Reply to “Letter to the Editor: Risk of Lymphedema After Sentinel Node Biopsy in Patients With Breast Cancer”

Dear Editors,

We appreciate the interest and valuable comments from Dr. Bergmann and Dr. Andrade [1] on our study “Risk of Lymphedema After Sentinel Node Biopsy in Patients With Breast Cancer” [2]. Their thoughtful feedback provided the opportunity to clarify several important aspects of our research.

To address their concerns regarding the incidence of lymphedema after radiation therapy, we performed additional analyses of radiation treatment sites. Among patients with lymphedema, significantly higher proportions received breast radiotherapy (RT, 77.6% vs. 55.4%, p = 0.003) and supraclavicular lymph node or internal mammary lymph node RT (57.1% vs. 14.1%, p < 0.001) compared to those without lymphedema. When all cases were considered, including the axillary region, the difference became significant (53.1% vs. 15.1%, p < 0.001). The overall rate of receiving RT was also significantly higher in the lymphedema group (79.6% vs. 55.5%, p = 0.001). However, it should be noted that these statistical comparisons should be interpreted with caution, because patients undergoing regional irradiation often receive radiation to multiple sites including the axilla and regional lymph nodes. This overlap between radiation sites makes it challenging to isolate the independent effect of each radiation site on the risk of subsequent lymphedema development.

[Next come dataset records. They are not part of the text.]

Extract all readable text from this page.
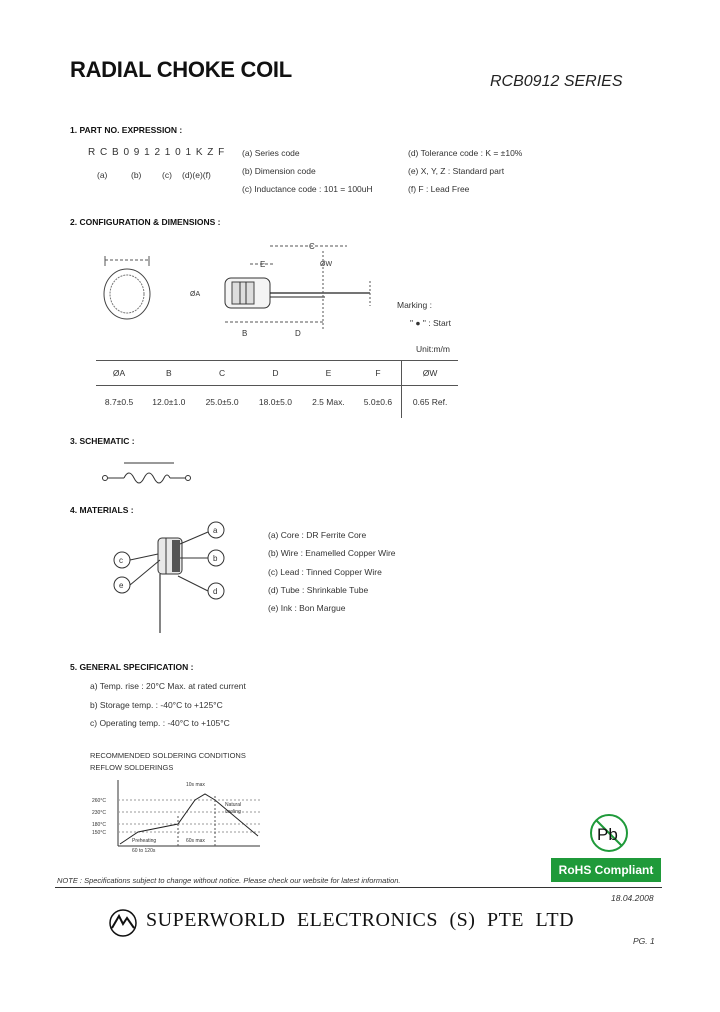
RADIAL CHOKE COIL	RCB0912 SERIES
1. PART NO. EXPRESSION :
R C B 0 9 1 2 1 0 1 K Z F
(a)	(b) (c) (d)(e)(f)
(a) Series code
(b) Dimension code
(c) Inductance code : 101 = 100uH
(d) Tolerance code : K = ±10%
(e) X, Y, Z : Standard part
(f) F : Lead Free
2. CONFIGURATION & DIMENSIONS :
C
E	ØW
ØA
B	D
Marking :
" ● " : Start
Unit:m/m
ØA	B	C	D	E	F	ØW
8.7±0.5	12.0±1.0	25.0±5.0	18.0±5.0	2.5 Max.	5.0±0.6	0.65 Ref.
3. SCHEMATIC :
4. MATERIALS :
a
b
c
d
e
(a) Core : DR Ferrite Core
(b) Wire : Enamelled Copper Wire
(c) Lead : Tinned Copper Wire
(d) Tube : Shrinkable Tube
(e) Ink : Bon Margue
5. GENERAL SPECIFICATION :
a) Temp. rise : 20°C Max. at rated current
b) Storage temp. : -40°C to +125°C
c) Operating temp. : -40°C to +105°C
RECOMMENDED SOLDERING CONDITIONS
REFLOW SOLDERINGS
260°C
230°C
180°C
150°C
10s max
Natural
cooling
Preheating
60 to 120s
60s max	Pb
RoHS Compliant
NOTE : Specifications subject to change without notice. Please check our website for latest information.
18.04.2008
SUPERWORLD ELECTRONICS (S) PTE LTD
PG. 1
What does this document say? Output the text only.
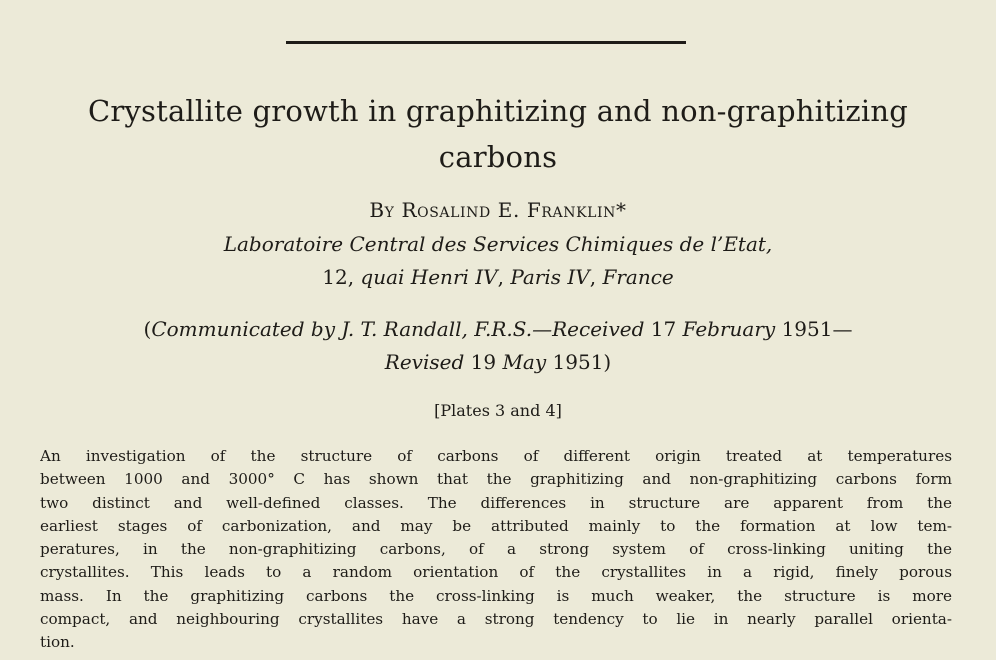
Crystallite growth in graphitizing and non-graphitizing
carbons
By Rosalind E. Franklin*
Laboratoire Central des Services Chimiques de l’Etat,
12, quai Henri IV, Paris IV, France
(Communicated by J. T. Randall, F.R.S.—Received 17 February 1951—
Revised 19 May 1951)
[Plates 3 and 4]
An investigation of the structure of carbons of different origin treated at temperatures
between 1000 and 3000° C has shown that the graphitizing and non-graphitizing carbons form
two distinct and well-defined classes. The differences in structure are apparent from the
earliest stages of carbonization, and may be attributed mainly to the formation at low tem-
peratures, in the non-graphitizing carbons, of a strong system of cross-linking uniting the
crystallites. This leads to a random orientation of the crystallites in a rigid, finely porous
mass. In the graphitizing carbons the cross-linking is much weaker, the structure is more
compact, and neighbouring crystallites have a strong tendency to lie in nearly parallel orienta-
tion.
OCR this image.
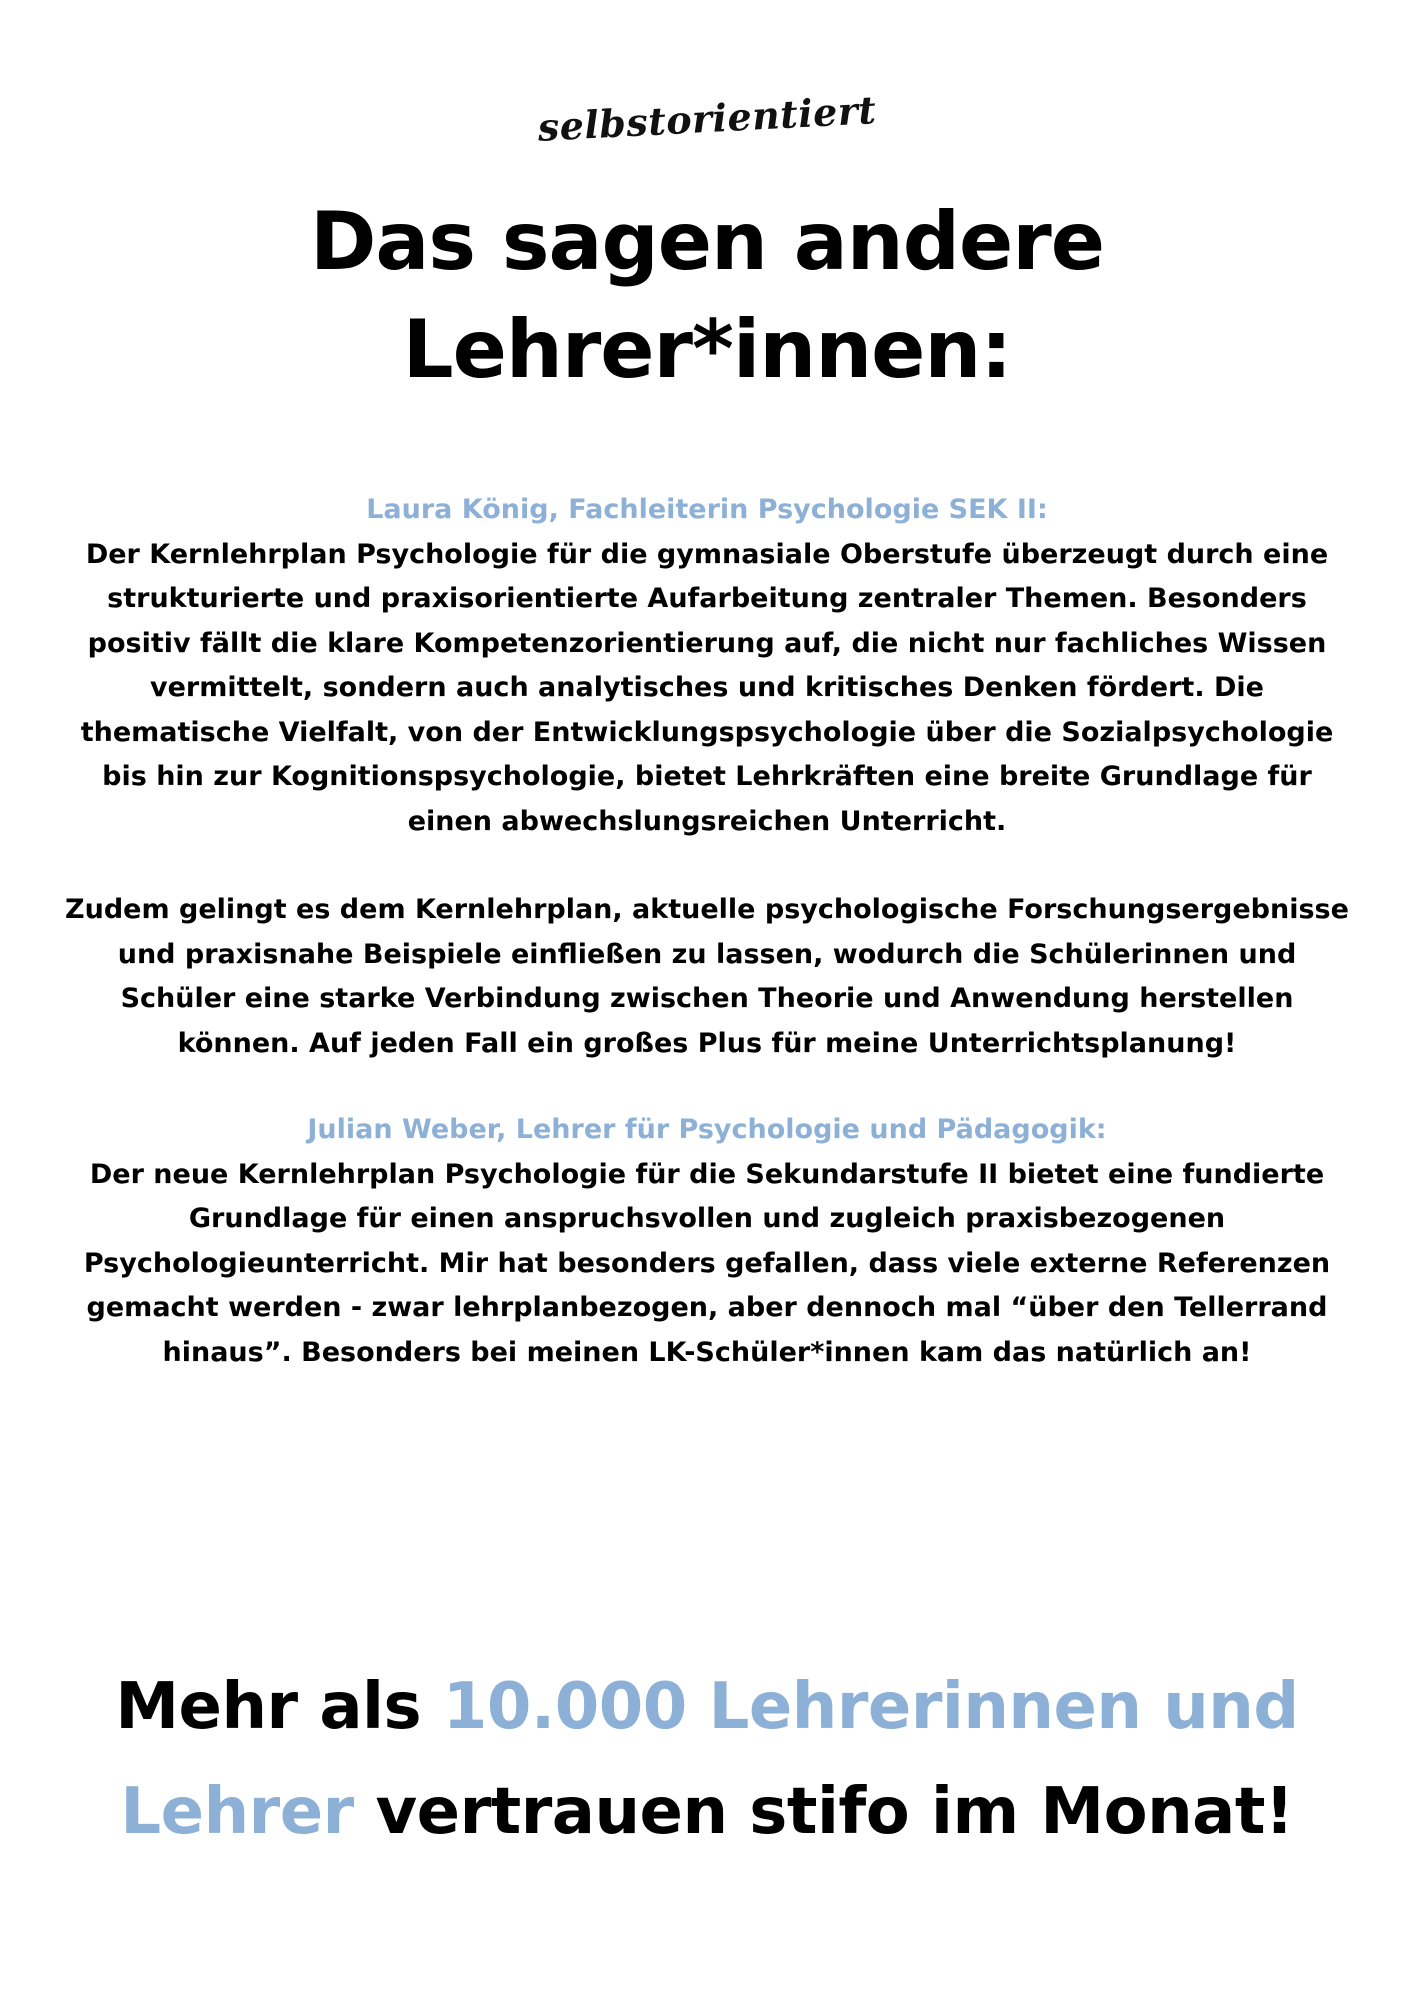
selbstorientiert
Das sagen andere
Lehrer*innen:
Laura König, Fachleiterin Psychologie SEK II:

Der Kernlehrplan Psychologie für die gymnasiale Oberstufe überzeugt durch eine strukturierte und praxisorientierte Aufarbeitung zentraler Themen. Besonders positiv fällt die klare Kompetenzorientierung auf, die nicht nur fachliches Wissen vermittelt, sondern auch analytisches und kritisches Denken fördert. Die thematische Vielfalt, von der Entwicklungspsychologie über die Sozialpsychologie bis hin zur Kognitionspsychologie, bietet Lehrkräften eine breite Grundlage für einen abwechslungsreichen Unterricht.

Zudem gelingt es dem Kernlehrplan, aktuelle psychologische Forschungsergebnisse und praxisnahe Beispiele einfließen zu lassen, wodurch die Schülerinnen und Schüler eine starke Verbindung zwischen Theorie und Anwendung herstellen können. Auf jeden Fall ein großes Plus für meine Unterrichtsplanung!

Julian Weber, Lehrer für Psychologie und Pädagogik:

Der neue Kernlehrplan Psychologie für die Sekundarstufe II bietet eine fundierte Grundlage für einen anspruchsvollen und zugleich praxisbezogenen Psychologieunterricht. Mir hat besonders gefallen, dass viele externe Referenzen gemacht werden - zwar lehrplanbezogen, aber dennoch mal “über den Tellerrand hinaus”. Besonders bei meinen LK-Schüler*innen kam das natürlich an!

Mehr als 10.000 Lehrerinnen und Lehrer vertrauen stifo im Monat!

Regarding the administration of chemotherapy, we follow strict arm care protocols at our institution that prohibits the infusion of chemotherapy into the ipsilateral arm after breast cancer surgery. All patients in our study received chemotherapy via the contralateral arm or central lines. Although we acknowledge that taxane-based chemotherapy may increase the risk of lymphedema, as documented in previous studies, our prediction model was developed specifically as a practical clinical tool for early risk stratification in the outpatient settings. We believe that constructing a simpler prediction model would lead to easier use of our model in daily clinical practice.

Regarding methods for assessing lymphedema, while we acknowledge that there is no universally accepted gold standard, the use of perometry has been shown to provide more reliable and reproducible measurements of limb volume compared to other methods. In our rehabilitation department [3, 4], perometry is the primary diagnostic tool for lymphedema assessment. Arm circumference measurements were performed only in a small subset of patients (less than 5%) who had restricted shoulder mobility due to adhesive capsulitis, in which perometric measurement was not possible.

Dr. Bergmann and Dr. Andrade have also addressed an important issue of tumor size. As for T stage analysis, although it showed significance in the univariate analysis (T3 stage: odds ratio [OR], 7.53; 95% confidence interval [CI], 1.44–35.1; p = 0.009), the multivariate analysis revealed no significant relationships across all stages: T1 stage (OR, 0.87; 95% CI, 0.32–3.02; p = 0.805), T2 stage (OR, 0.82; 95% CI, 0.32–2.89; p = 0.731), T3 stage (OR, 3.22; 95% CI, 0.59–15.57; p = 0.143), and T4 stage (OR, not available [NA]; 95% CI, NA–NA; p = 0.985). Even after regrouping into the early (Tis-T2) and advanced (T3–4) categories, no significant associations were found. We acknowledge that there aren’t many T3–4 cases, but this is because our study only included cases that had sentinel node biopsy. The final prediction model did not include T stage because of its impact on model stability and lack of statistical significance in multivariate analysis.

We thank the editors for their constructive feedback, which helped us strengthen our findings and better understand their limitations.